Phil Mickelson’s greatest (latest) sin wasn’t gambling, book claims. It was silence.

Imagine if one of your best friends could have kept you out of jail but chose not to in order to protect his own image. Then imagine that your daughter committed suicide while you were in prison and you could do nothing to save her.

That’s what happened to Billy Walters, in the mind of Billy Walters, a world-famous bettor and Mickelson’s gambling-addiction enabler. Walters writes in his upcoming tell-all book, Gambler: Secrets From a Life at Risk, that he believes Mickelson could have kept him out of jail if Mickelson had been willing to refute insider-trading charges in 2017 that netted Walters five years in prison. And, if he’d been free, his daughter would be alive today.

“All Phil had to do was publicly say it. He refused,” Walters wrote. “The outcome cost me my freedom, tens of millions of dollars and a heartbreak I still struggle with daily. While I was in prison, my daughter committed suicide — I still believe I could have saved her if I’d been on the outside.”

Chilling, if true.

Walters’ case is more complex than just his relationship with Mickelson, and Walters’ character is far from unimpeachable. But Mickelson does not deny almost all of Walters’ other revelations: that he has gambled at least $1 billion in his life and lost at least $100 million; that he made bets of more than $100,000 at least 1,115 times; that, on June 22, 2011, Mickelson placed 43 different bets on baseball.

The only refutation Mickelson issued about the book involved Walters’ claim that Mickelson tried to bet $400,000 on the 2012 Ryder Cup while Mickelson was playing in the event.
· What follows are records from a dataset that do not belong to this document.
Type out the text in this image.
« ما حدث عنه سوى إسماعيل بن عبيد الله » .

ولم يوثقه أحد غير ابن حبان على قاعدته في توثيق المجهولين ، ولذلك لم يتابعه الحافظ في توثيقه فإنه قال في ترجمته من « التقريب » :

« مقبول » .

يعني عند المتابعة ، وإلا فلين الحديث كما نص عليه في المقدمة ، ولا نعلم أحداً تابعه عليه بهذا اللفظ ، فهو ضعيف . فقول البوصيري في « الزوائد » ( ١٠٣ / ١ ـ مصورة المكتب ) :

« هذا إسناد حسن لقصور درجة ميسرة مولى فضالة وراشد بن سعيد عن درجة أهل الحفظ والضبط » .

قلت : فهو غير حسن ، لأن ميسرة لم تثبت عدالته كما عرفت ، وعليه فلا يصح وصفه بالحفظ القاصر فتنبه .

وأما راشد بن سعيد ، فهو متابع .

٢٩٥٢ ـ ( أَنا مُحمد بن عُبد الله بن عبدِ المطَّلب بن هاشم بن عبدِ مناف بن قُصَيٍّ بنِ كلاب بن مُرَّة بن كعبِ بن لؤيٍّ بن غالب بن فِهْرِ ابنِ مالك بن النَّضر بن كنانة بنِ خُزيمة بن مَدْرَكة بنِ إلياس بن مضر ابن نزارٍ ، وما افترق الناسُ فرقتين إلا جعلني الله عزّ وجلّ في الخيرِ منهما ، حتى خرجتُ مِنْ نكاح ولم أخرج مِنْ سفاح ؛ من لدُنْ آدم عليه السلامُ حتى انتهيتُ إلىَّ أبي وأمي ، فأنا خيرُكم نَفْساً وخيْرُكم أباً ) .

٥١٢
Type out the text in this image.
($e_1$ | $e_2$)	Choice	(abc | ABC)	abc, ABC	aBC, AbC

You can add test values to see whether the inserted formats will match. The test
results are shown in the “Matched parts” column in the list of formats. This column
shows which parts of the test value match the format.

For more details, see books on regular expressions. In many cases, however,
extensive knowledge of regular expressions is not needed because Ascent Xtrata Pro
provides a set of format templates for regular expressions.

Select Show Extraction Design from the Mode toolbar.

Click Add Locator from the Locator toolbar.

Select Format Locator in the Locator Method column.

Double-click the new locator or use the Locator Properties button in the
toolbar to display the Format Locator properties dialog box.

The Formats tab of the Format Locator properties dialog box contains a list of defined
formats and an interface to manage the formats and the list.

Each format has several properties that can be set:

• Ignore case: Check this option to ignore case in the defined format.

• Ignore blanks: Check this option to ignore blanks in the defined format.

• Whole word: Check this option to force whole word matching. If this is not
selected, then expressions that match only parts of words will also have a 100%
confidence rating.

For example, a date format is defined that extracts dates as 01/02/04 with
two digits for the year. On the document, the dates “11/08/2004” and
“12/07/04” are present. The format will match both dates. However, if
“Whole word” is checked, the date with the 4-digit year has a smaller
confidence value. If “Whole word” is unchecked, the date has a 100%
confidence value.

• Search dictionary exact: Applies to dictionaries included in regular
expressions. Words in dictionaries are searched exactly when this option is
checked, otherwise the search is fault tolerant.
We’ve seen Mickelson act badly and distastefully. We’ve seen him cheat at the U.S. Open in 2018. We’ve seen him complain about paying his fair share of taxes in 2013. We’ve seen him brutalize Ryder Cup captains Hal Sutton and Tom Watson, who thought they doing the best for their Cup teams. We’ve seen him become the voice and face of LIV Golf, run by a murderous theocracy in Saudi Arabia whose evils he recognizes as repugnant at the cost of his PGA Tour membership.

And, of course, we’ve seen him profit off insider trading and get away scot-free, minus reparations; he was required to repay $1 million after profiting from Walters’ information but was never charged.

Through it all, the golf establishment and his hard-core fans have ignored or dismissed these consistently reprehensible actions and this steady stream of immorality. They shrug and chuckle and chalk it up to a roguish nature. This tells you as much about the establishment and his fans as it does about Mickelson.

Betting, in general, is not the biggest issue here; it was legal, and it’s his problem, and he says he’s addressing it. Not even trying to bet on the Ryder Cup is as bad as what Walters claims Mickelson did:

Let a friend go to jail, where he watched his daughter die, all to save an image that he would, given his lack of character, inevitably tarnish anyway.